Highlights & Insights¶
- Frequency-domain fusion design rationale: DoG performs band-pass filtering to enhance textures; Mexican Hat performs second-order derivative edge detection; Fourier captures global dependencies — the three are mutually complementary.
- Learnability of directional awareness: all three directional parameters are learnable, eliminating the need for hand-crafted directional filters.

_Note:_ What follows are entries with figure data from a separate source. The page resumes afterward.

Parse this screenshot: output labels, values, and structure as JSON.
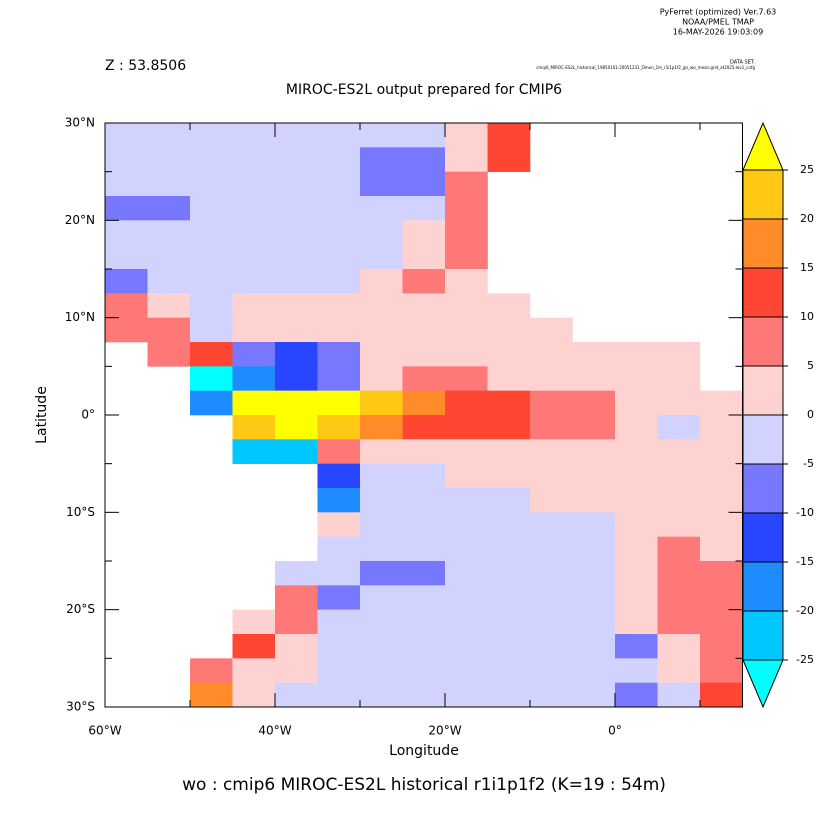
{
  "chart_data": {
    "type": "heatmap",
    "header": [
      "PyFerret (optimized) Ver.7.63",
      "NOAA/PMEL TMAP",
      "16-MAY-2026 19:03:09"
    ],
    "z_label": "Z : 53.8506",
    "dataset_label": "DATA SET:",
    "dataset": "cmip6_MIROC-ES2L_historical_19850101-20051231_Omon_1m_r1i1p1f2_gn_wo_mean.grid_at2025-lev1_cnfg",
    "title": "MIROC-ES2L output prepared for CMIP6",
    "x_label": "Longitude",
    "y_label": "Latitude",
    "footer": "wo : cmip6 MIROC-ES2L historical r1i1p1f2   (K=19 : 54m)",
    "xlim": [
      -60,
      15
    ],
    "ylim": [
      -30,
      30
    ],
    "xticks": [
      {
        "value": -60,
        "label": "60°W"
      },
      {
        "value": -40,
        "label": "40°W"
      },
      {
        "value": -20,
        "label": "20°W"
      },
      {
        "value": 0,
        "label": "0°"
      }
    ],
    "xminor": [
      -50,
      -30,
      -10,
      10
    ],
    "yticks": [
      {
        "value": 30,
        "label": "30°N"
      },
      {
        "value": 20,
        "label": "20°N"
      },
      {
        "value": 10,
        "label": "10°N"
      },
      {
        "value": 0,
        "label": "0°"
      },
      {
        "value": -10,
        "label": "10°S"
      },
      {
        "value": -20,
        "label": "20°S"
      },
      {
        "value": -30,
        "label": "30°S"
      }
    ],
    "yminor": [
      25,
      15,
      5,
      -5,
      -15,
      -25
    ],
    "levels": [
      -25,
      -20,
      -15,
      -10,
      -5,
      0,
      5,
      10,
      15,
      20,
      25
    ],
    "colors": [
      "#00ffff",
      "#00c8ff",
      "#1e8cff",
      "#2846ff",
      "#7878ff",
      "#d2d2ff",
      "#ffd2d2",
      "#ff7878",
      "#ff4632",
      "#ff8c28",
      "#ffc814",
      "#ffff00"
    ],
    "x": [
      -57.5,
      -52.5,
      -47.5,
      -42.5,
      -37.5,
      -32.5,
      -27.5,
      -22.5,
      -17.5,
      -12.5,
      -7.5,
      -2.5,
      2.5,
      7.5,
      12.5
    ],
    "y": [
      28.75,
      26.25,
      23.75,
      21.25,
      18.75,
      16.25,
      13.75,
      11.25,
      8.75,
      6.25,
      3.75,
      1.25,
      -1.25,
      -3.75,
      -6.25,
      -8.75,
      -11.25,
      -13.75,
      -16.25,
      -18.75,
      -21.25,
      -23.75,
      -26.25,
      -28.75
    ],
    "z": [
      [
        -2,
        -2,
        -2,
        -2,
        -2,
        -2,
        -2,
        -2,
        2,
        12,
        null,
        null,
        null,
        null,
        null
      ],
      [
        -2,
        -2,
        -2,
        -2,
        -2,
        -2,
        -7,
        -7,
        2,
        10,
        null,
        null,
        null,
        null,
        null
      ],
      [
        -2,
        -2,
        -2,
        -2,
        -2,
        -2,
        -7,
        -7,
        7,
        null,
        null,
        null,
        null,
        null,
        null
      ],
      [
        -7,
        -7,
        -2,
        -2,
        -2,
        -2,
        -2,
        -2,
        7,
        null,
        null,
        null,
        null,
        null,
        null
      ],
      [
        -2,
        -2,
        -2,
        -2,
        -2,
        -2,
        -2,
        2,
        7,
        null,
        null,
        null,
        null,
        null,
        null
      ],
      [
        -2,
        -2,
        -2,
        -2,
        -2,
        -2,
        -2,
        2,
        7,
        null,
        null,
        null,
        null,
        null,
        null
      ],
      [
        -7,
        -2,
        -2,
        -2,
        -2,
        -2,
        2,
        7,
        2,
        null,
        null,
        null,
        null,
        null,
        null
      ],
      [
        7,
        2,
        -2,
        2,
        2,
        2,
        2,
        2,
        2,
        2,
        null,
        null,
        null,
        null,
        null
      ],
      [
        7,
        7,
        -2,
        2,
        2,
        2,
        2,
        2,
        2,
        2,
        2,
        null,
        null,
        null,
        null
      ],
      [
        null,
        7,
        12,
        -7,
        -12,
        -7,
        2,
        2,
        2,
        2,
        2,
        2,
        2,
        2,
        null
      ],
      [
        null,
        null,
        -27,
        -17,
        -12,
        -7,
        2,
        7,
        7,
        2,
        2,
        2,
        2,
        2,
        null
      ],
      [
        null,
        null,
        -17,
        30,
        30,
        30,
        22,
        17,
        12,
        12,
        7,
        7,
        2,
        2,
        2
      ],
      [
        null,
        null,
        null,
        22,
        30,
        22,
        17,
        12,
        12,
        12,
        7,
        7,
        2,
        -2,
        2
      ],
      [
        null,
        null,
        null,
        -22,
        -22,
        7,
        2,
        2,
        2,
        2,
        2,
        2,
        2,
        2,
        2
      ],
      [
        null,
        null,
        null,
        null,
        null,
        -12,
        -2,
        -2,
        2,
        2,
        2,
        2,
        2,
        2,
        2
      ],
      [
        null,
        null,
        null,
        null,
        null,
        -17,
        -2,
        -2,
        -2,
        -2,
        2,
        2,
        2,
        2,
        2
      ],
      [
        null,
        null,
        null,
        null,
        null,
        2,
        -2,
        -2,
        -2,
        -2,
        -2,
        -2,
        2,
        2,
        2
      ],
      [
        null,
        null,
        null,
        null,
        null,
        -2,
        -2,
        -2,
        -2,
        -2,
        -2,
        -2,
        2,
        7,
        2
      ],
      [
        null,
        null,
        null,
        null,
        -2,
        -2,
        -7,
        -7,
        -2,
        -2,
        -2,
        -2,
        2,
        7,
        7
      ],
      [
        null,
        null,
        null,
        null,
        7,
        -7,
        -2,
        -2,
        -2,
        -2,
        -2,
        -2,
        2,
        7,
        7
      ],
      [
        null,
        null,
        null,
        2,
        7,
        -2,
        -2,
        -2,
        -2,
        -2,
        -2,
        -2,
        2,
        7,
        7
      ],
      [
        null,
        null,
        null,
        12,
        2,
        -2,
        -2,
        -2,
        -2,
        -2,
        -2,
        -2,
        -7,
        2,
        7
      ],
      [
        null,
        null,
        7,
        2,
        2,
        -2,
        -2,
        -2,
        -2,
        -2,
        -2,
        -2,
        -2,
        2,
        7
      ],
      [
        null,
        null,
        17,
        2,
        -2,
        -2,
        -2,
        -2,
        -2,
        -2,
        -2,
        -2,
        -7,
        -2,
        12
      ]
    ]
  }
}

- Deep-level skip connection optimization: SMMM replaces simple addition with spatial saliency masking, reducing redundant information propagation.
- Cross-dataset validation: state-of-the-art or near state-of-the-art performance is achieved on abdominal multi-organ, skin lesion, and cardiac segmentation tasks.
Limitations & Future Work¶
- HD95 on Synapse is not optimal (18.91 vs. HiFormer-B's 14.70), indicating room for further improvement in boundary precision.
- Parameter count increases from 25M to 42.5M (+70%), and computation from 11.85 to 18.29 GMac (+54%), incurring a non-trivial efficiency cost.
- Validation is limited to 2D segmentation; extension to 3D medical image segmentation remains unexplored.
- Gallbladder segmentation performance lags behind AD-LA Former (67.51 vs. 83.30), indicating small organ segmentation remains a weakness.
- The initialization and convergence behavior of the wavelet scale parameter \(a\) and shift parameter \(b\) are not thoroughly analyzed.
Related Work & Insights¶
- Compared to EMCAD (multi-scale attention decoder), this work provides a complementary perspective on multi-scale information via frequency-domain fusion.
- The value of frequency-domain analysis in medical imaging is reaffirmed: Fourier + wavelet combinations outperform single-transform approaches.
- The saliency masking concept in SMMM can serve as an alternative to conventional attention gating, more directly addressing feature redundancy.
- The directional awareness design is generalizable to tasks with strong directional structure, such as vessel segmentation and crack detection.
Rating¶
- Novelty: ⭐⭐⭐ — The module combination is relatively novel, though individual components are not entirely new.
- Experimental Thoroughness: ⭐⭐⭐⭐⭐ — Four datasets, comprehensive ablation, and computational cost analysis.
- Writing Quality: ⭐⭐⭐⭐ — Clear structure with complete mathematical formulations.
- Value: ⭐⭐⭐⭐ — Provides a practical decoder design paradigm for medical image segmentation.